Page 23: Elution (Extract) Assay

• Tests cytotoxicity of biomaterials by assessing the effects of soluble leachables on adhered cells over time.

Page 24: Cell Adhesion and Spreading Assays

• Quantitative and qualitative methods assess cell adhesion and spreading on biomaterial surfaces.

Page 25: Protein Adsorption on Biomaterial Surface

• Biological responses are influenced by the protein layer adsorbed to the biomaterial surface.

Page 26: Gibbs Free Energy (G)

• In the context of protein adsorption, considers enthalpy and entropy changes.

Page 27: System Properties Governing Protein Adsorption

• Factors affect protein adsorption such as hydrophobicity, charge redistribution, and structural rearrangements.

Page 28: Charge Impact on Protein Adsorption

• Similar charges between protein and surface lead to repulsion; opposite charges promote adsorption.

Page 29: Protein Properties Affecting Interactions

• Size, charge, hydrophobicity, and stability impact protein adsorption behavior on surfaces.

• Isoelectric point: pH equilibrium influencing protein charge for adsorption.

Page 30: Surface Properties Affecting Interactions with Proteins

• Includes surface topography, composition, hydrophobicity, and potential, each influencing protein interaction.

Page 31: Amino Acids

• Basic protein units with a central carbon, R group variation distinguishes them.

Page 32: pK Value of Amino Acids

• Higher pK values indicate more acidic characteristics; related to amino acid behavior in solutions.

Page 33: Functional Role of Amino Acids in Protein Structure

• Proline and cysteine play critical roles in determining protein folding structures via their unique properties.

Page 34: Multiple Levels of Protein Structure

• Descriptions of primary, secondary, tertiary, and quaternary structures that dictate protein function.

Page 35: Primary Structure of Proteins

• Linear order of amino acids via condensation reactions directed by DNA coding.

Page 36: Secondary Structure of Proteins

• Localized folding due to hydrogen bonding; includes helices and pleated sheets as common forms.

Page 37: Secondary Structure Variants

• Distinguished between ?-pleated sheet conformations, involving hydrogen bonding for stability.

Page 38: Tertiary Structure

• 3D arrangement driven by side chain interactions; key for protein functionality.

Page 39: Quaternary Structure

• Protein complexes formed by multiple polypeptide chains; stability can be affected by environmental conditions.

Page 40: Protein Transport to the Surface

• Hydrophobicity, charge interactions, and transport mechanisms influence protein adsorption kinetics.

Page 41: Protein Transport Dynamics

• Explains how flow and diffusion dynamics affect the transport of proteins to surfaces in biomaterials.

Page 42: Adsorption Kinetics

• High initial rates yield monolayer coverage; subsequent rearrangements and desorption dynamics.

Page 43: Reversibility of Protein Adsorption

• Initial reversible binding can precede eventual irreversible adsorption, impacting protein behavior post-adsorption.

Page 44: Desorption and Exchange

• Describes dynamic protein exchanges influenced by concentration and surface affinities.

Page 45: Vroman Effect

• Highlights how proteins of varying concentrations interact over time based on their adsorption affinities.

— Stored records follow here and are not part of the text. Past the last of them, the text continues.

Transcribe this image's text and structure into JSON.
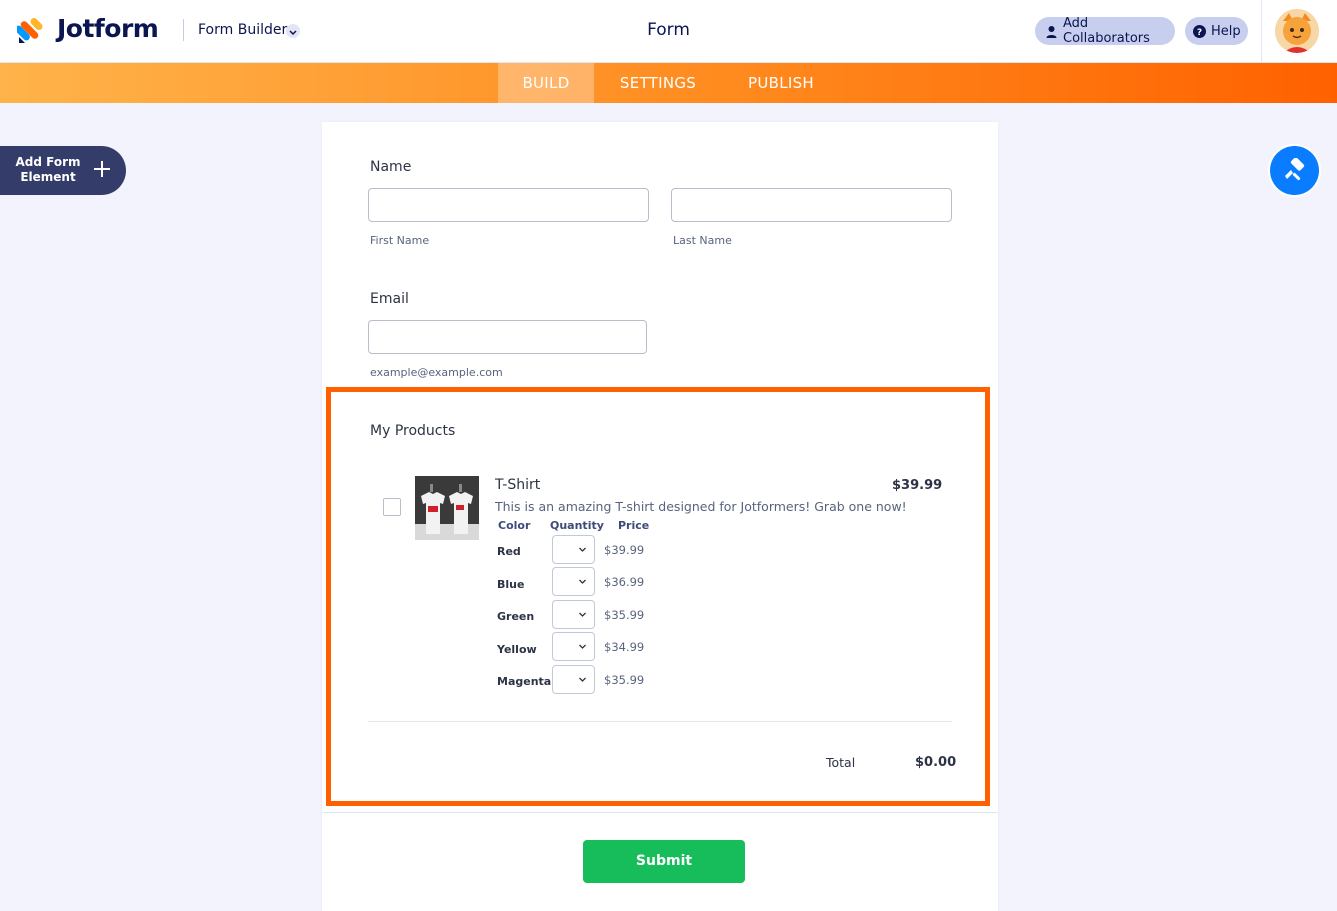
{
  "header": {
    "brand": "Jotform",
    "builder_label": "Form Builder",
    "form_title": "Form",
    "add_collaborators": "Add Collaborators",
    "help": "Help"
  },
  "nav": {
    "tabs": [
      {
        "label": "BUILD",
        "active": true
      },
      {
        "label": "SETTINGS",
        "active": false
      },
      {
        "label": "PUBLISH",
        "active": false
      }
    ]
  },
  "sidebar": {
    "add_element_label": "Add Form Element"
  },
  "form": {
    "name": {
      "label": "Name",
      "first_sublabel": "First Name",
      "last_sublabel": "Last Name",
      "first_value": "",
      "last_value": ""
    },
    "email": {
      "label": "Email",
      "sublabel": "example@example.com",
      "value": ""
    },
    "products": {
      "label": "My Products",
      "item": {
        "title": "T-Shirt",
        "price": "$39.99",
        "description": "This is an amazing T-shirt designed for Jotformers! Grab one now!",
        "checked": false,
        "columns": [
          "Color",
          "Quantity",
          "Price"
        ],
        "options": [
          {
            "color": "Red",
            "price": "$39.99"
          },
          {
            "color": "Blue",
            "price": "$36.99"
          },
          {
            "color": "Green",
            "price": "$35.99"
          },
          {
            "color": "Yellow",
            "price": "$34.99"
          },
          {
            "color": "Magenta",
            "price": "$35.99"
          }
        ]
      },
      "total_label": "Total",
      "total_value": "$0.00"
    },
    "submit_label": "Submit"
  },
  "colors": {
    "accent_orange": "#ff6100",
    "submit_green": "#18bd5b",
    "designer_blue": "#0a7cff",
    "navy": "#0a1551"
  }
}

Page 46: Assessment Techniques

• Techniques for protein identification and quantification relate to surface interactions and adsorbate chemistry.

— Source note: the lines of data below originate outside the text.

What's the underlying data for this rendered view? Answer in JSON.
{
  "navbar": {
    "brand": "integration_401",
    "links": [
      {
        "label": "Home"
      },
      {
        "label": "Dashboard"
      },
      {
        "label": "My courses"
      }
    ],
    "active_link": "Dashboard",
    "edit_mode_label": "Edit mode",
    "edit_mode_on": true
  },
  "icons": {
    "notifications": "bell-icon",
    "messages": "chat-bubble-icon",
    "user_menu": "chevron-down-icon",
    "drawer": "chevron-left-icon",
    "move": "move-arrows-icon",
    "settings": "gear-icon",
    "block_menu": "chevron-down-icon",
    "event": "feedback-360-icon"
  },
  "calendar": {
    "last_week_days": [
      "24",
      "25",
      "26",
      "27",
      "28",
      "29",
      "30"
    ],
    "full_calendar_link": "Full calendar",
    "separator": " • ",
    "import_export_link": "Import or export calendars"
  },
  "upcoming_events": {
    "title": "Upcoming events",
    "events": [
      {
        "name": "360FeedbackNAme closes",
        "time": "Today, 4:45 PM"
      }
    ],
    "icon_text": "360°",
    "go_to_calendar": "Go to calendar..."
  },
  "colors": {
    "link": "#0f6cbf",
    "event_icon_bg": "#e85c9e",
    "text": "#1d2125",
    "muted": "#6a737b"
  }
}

Page 47: Affinity Chromatography

• Utilizes hydrophobic and polar interactions for protein separation and quantification based on adsorption principles.

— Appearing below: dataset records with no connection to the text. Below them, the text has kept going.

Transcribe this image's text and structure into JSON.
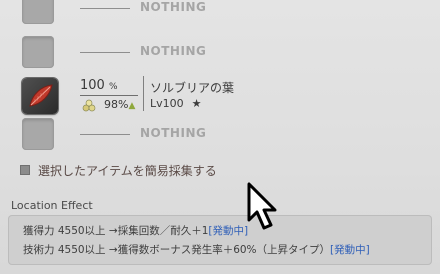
{
  "slots": [
    {
      "label": "NOTHING"
    },
    {
      "label": "NOTHING"
    },
    {
      "percent": "100",
      "percent_unit": "%",
      "hq_percent": "98",
      "hq_unit": "%",
      "name": "ソルブリアの葉",
      "level": "Lv100",
      "star": "★"
    },
    {
      "label": "NOTHING"
    }
  ],
  "quick_gather": {
    "label": "選択したアイテムを簡易採集する",
    "checked": false
  },
  "location_effect": {
    "title": "Location Effect",
    "line1": "獲得力 4550以上 →採集回数／耐久＋1",
    "line1_status": "[発動中]",
    "line2": "技術力 4550以上 →獲得数ボーナス発生率＋60%（上昇タイプ）",
    "line2_status": "[発動中]"
  },
  "colors": {
    "active": "#2f5fb8",
    "hq_indicator": "#8fa83c",
    "item_icon": "#c0392b"
  }
}
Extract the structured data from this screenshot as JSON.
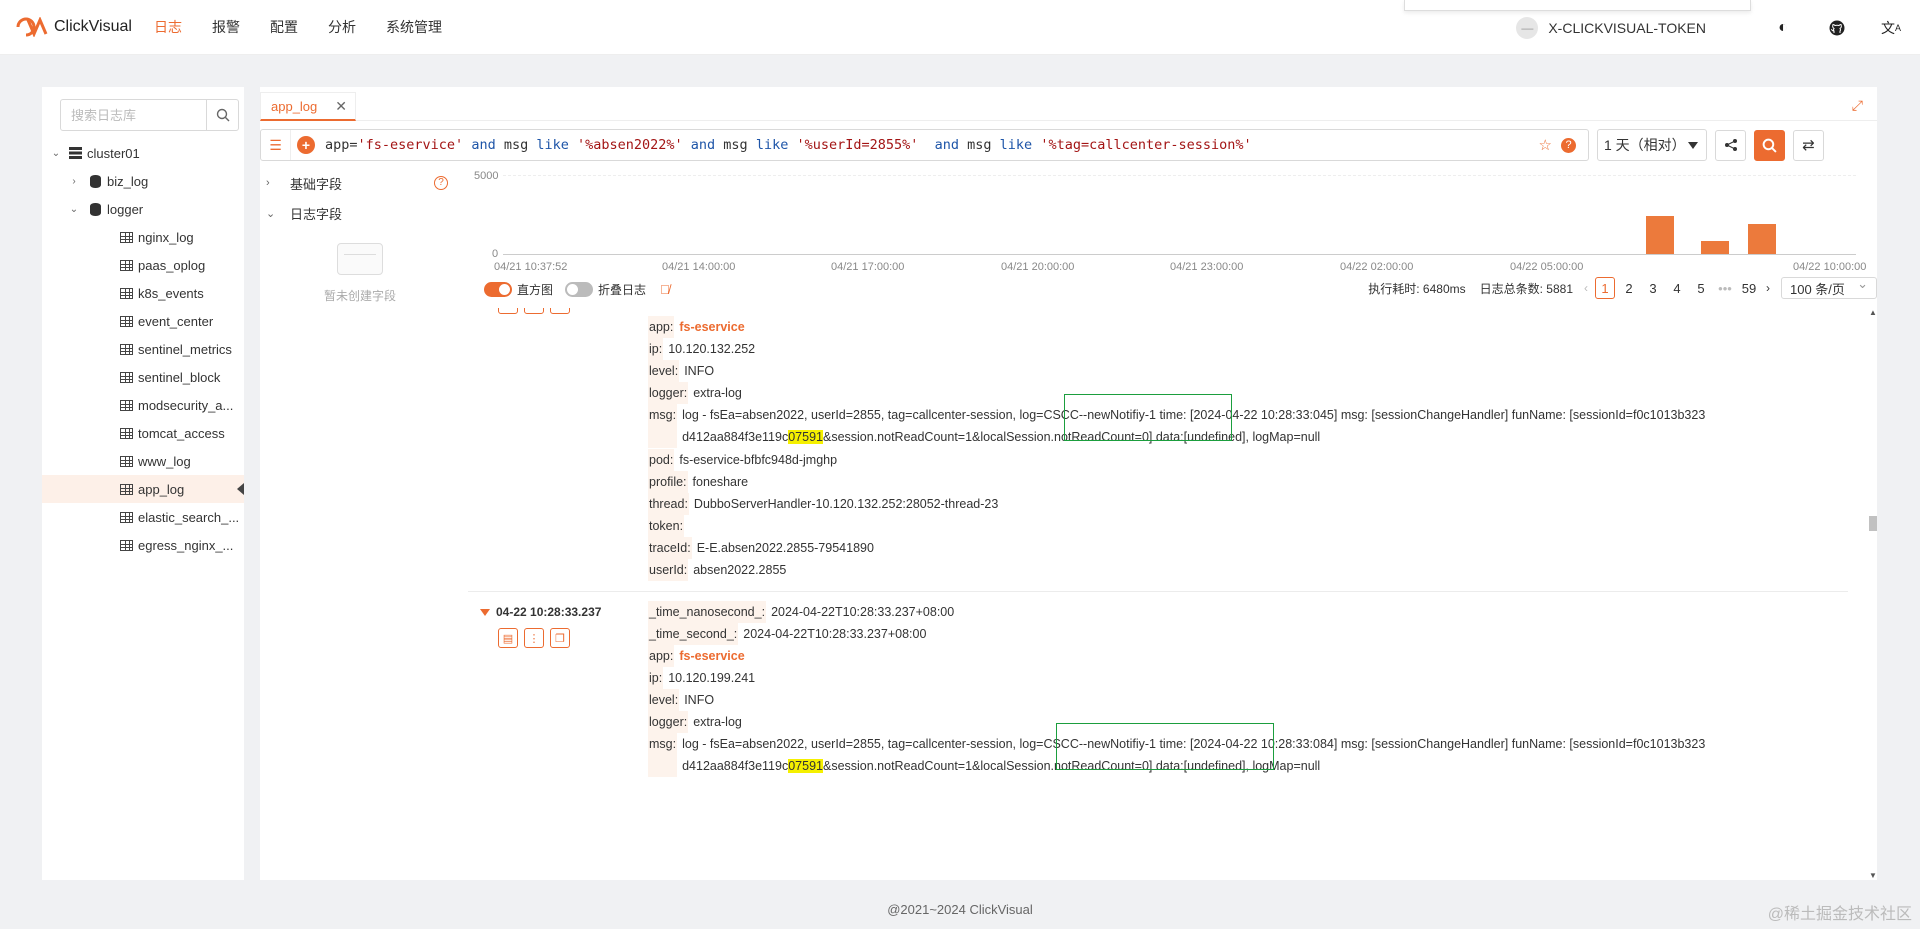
{
  "app": {
    "name": "ClickVisual"
  },
  "nav": [
    {
      "label": "日志",
      "active": true
    },
    {
      "label": "报警",
      "active": false
    },
    {
      "label": "配置",
      "active": false
    },
    {
      "label": "分析",
      "active": false
    },
    {
      "label": "系统管理",
      "active": false
    }
  ],
  "topright": {
    "token": "X-CLICKVISUAL-TOKEN",
    "icons": [
      "theme-icon",
      "github-icon",
      "translate-icon"
    ]
  },
  "sidebar": {
    "search_placeholder": "搜索日志库",
    "cluster": "cluster01",
    "databases": [
      {
        "name": "biz_log",
        "expanded": false
      },
      {
        "name": "logger",
        "expanded": true
      }
    ],
    "tables": [
      "nginx_log",
      "paas_oplog",
      "k8s_events",
      "event_center",
      "sentinel_metrics",
      "sentinel_block",
      "modsecurity_a...",
      "tomcat_access",
      "www_log",
      "app_log",
      "elastic_search_...",
      "egress_nginx_..."
    ],
    "selected_table": "app_log"
  },
  "tab": {
    "label": "app_log"
  },
  "query": {
    "time_range": "1 天（相对）",
    "parts": [
      {
        "t": "app=",
        "c": ""
      },
      {
        "t": "'fs-eservice'",
        "c": "s"
      },
      {
        "t": " and ",
        "c": "k"
      },
      {
        "t": "msg ",
        "c": ""
      },
      {
        "t": "like ",
        "c": "k"
      },
      {
        "t": "'%absen2022%'",
        "c": "s"
      },
      {
        "t": " and ",
        "c": "k"
      },
      {
        "t": "msg ",
        "c": ""
      },
      {
        "t": "like ",
        "c": "k"
      },
      {
        "t": "'%userId=2855%'",
        "c": "s"
      },
      {
        "t": "  and ",
        "c": "k"
      },
      {
        "t": "msg ",
        "c": ""
      },
      {
        "t": "like ",
        "c": "k"
      },
      {
        "t": "'%tag=callcenter-session%'",
        "c": "s"
      }
    ]
  },
  "fields": {
    "basic_label": "基础字段",
    "log_label": "日志字段",
    "empty_text": "暂未创建字段"
  },
  "histogram": {
    "y_ticks": [
      "5000",
      "0"
    ],
    "x_ticks": [
      "04/21 10:37:52",
      "04/21 14:00:00",
      "04/21 17:00:00",
      "04/21 20:00:00",
      "04/21 23:00:00",
      "04/22 02:00:00",
      "04/22 05:00:00",
      "04/22 10:00:00"
    ],
    "bars": [
      {
        "level": 0.48
      },
      {
        "level": 0.16
      },
      {
        "level": 0.38
      }
    ]
  },
  "toolbar": {
    "histogram_label": "直方图",
    "histogram_on": true,
    "fold_label": "折叠日志",
    "fold_on": false,
    "exec_time": "执行耗时: 6480ms",
    "total": "日志总条数: 5881",
    "pages": [
      "1",
      "2",
      "3",
      "4",
      "5",
      "•••",
      "59"
    ],
    "current_page": "1",
    "page_size": "100 条/页"
  },
  "logs": [
    {
      "fields": [
        {
          "k": "app:",
          "v": "fs-eservice",
          "orange": true
        },
        {
          "k": "ip:",
          "v": "10.120.132.252"
        },
        {
          "k": "level:",
          "v": "INFO"
        },
        {
          "k": "logger:",
          "v": "extra-log"
        },
        {
          "k": "msg:",
          "msg1": "log - fsEa=absen2022, userId=2855, tag=callcenter-session, log=CSCC--newNotifiy-1 time: [2024-04-22 10:28:33:045] msg: [sessionChangeHandler] funName: [sessionId=f0c1013b323",
          "msg2a": "d412aa884f3e119c",
          "msg2hl": "07591",
          "msg2b": "&session.notReadCount=1&localSession.notReadCount=0] data:[undefined], logMap=null"
        },
        {
          "k": "pod:",
          "v": "fs-eservice-bfbfc948d-jmghp"
        },
        {
          "k": "profile:",
          "v": "foneshare"
        },
        {
          "k": "thread:",
          "v": "DubboServerHandler-10.120.132.252:28052-thread-23"
        },
        {
          "k": "token:",
          "v": ""
        },
        {
          "k": "traceId:",
          "v": "E-E.absen2022.2855-79541890"
        },
        {
          "k": "userId:",
          "v": "absen2022.2855"
        }
      ]
    },
    {
      "time": "04-22 10:28:33.237",
      "fields": [
        {
          "k": "_time_nanosecond_:",
          "v": "2024-04-22T10:28:33.237+08:00"
        },
        {
          "k": "_time_second_:",
          "v": "2024-04-22T10:28:33.237+08:00"
        },
        {
          "k": "app:",
          "v": "fs-eservice",
          "orange": true
        },
        {
          "k": "ip:",
          "v": "10.120.199.241"
        },
        {
          "k": "level:",
          "v": "INFO"
        },
        {
          "k": "logger:",
          "v": "extra-log"
        },
        {
          "k": "msg:",
          "msg1": "log - fsEa=absen2022, userId=2855, tag=callcenter-session, log=CSCC--newNotifiy-1 time: [2024-04-22 10:28:33:084] msg: [sessionChangeHandler] funName: [sessionId=f0c1013b323",
          "msg2a": "d412aa884f3e119c",
          "msg2hl": "07591",
          "msg2b": "&session.notReadCount=1&localSession.notReadCount=0] data:[undefined], logMap=null"
        }
      ]
    }
  ],
  "footer": "@2021~2024 ClickVisual",
  "watermark": "@稀土掘金技术社区",
  "colors": {
    "accent": "#ec6b30",
    "highlight": "#f5f000",
    "annotation": "#1b9e3e"
  }
}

Page 48: Colorimetric Assay

• Quantifies specific proteins based on detectable color changes resulting from enzymatic reactions.

Page 49: Fluorescent Assay

• Measures protein presence via fluorescence changes, requiring specific instrumentation for analysis.

Page 50: Fluorescence Microscopy

• Example illustrating cell adhesion and spreading on titanium surfaces using fluorescence techniques.

Page 51: Enzyme-Linked Immunosorbent Assay (ELISA)

• Technique for identifying specific proteins using antibodies and quantifying via colorimetric changes.

Page 52: Western Blotting

• Method for protein separation and identification using gel electrophoresis and specific antibodies.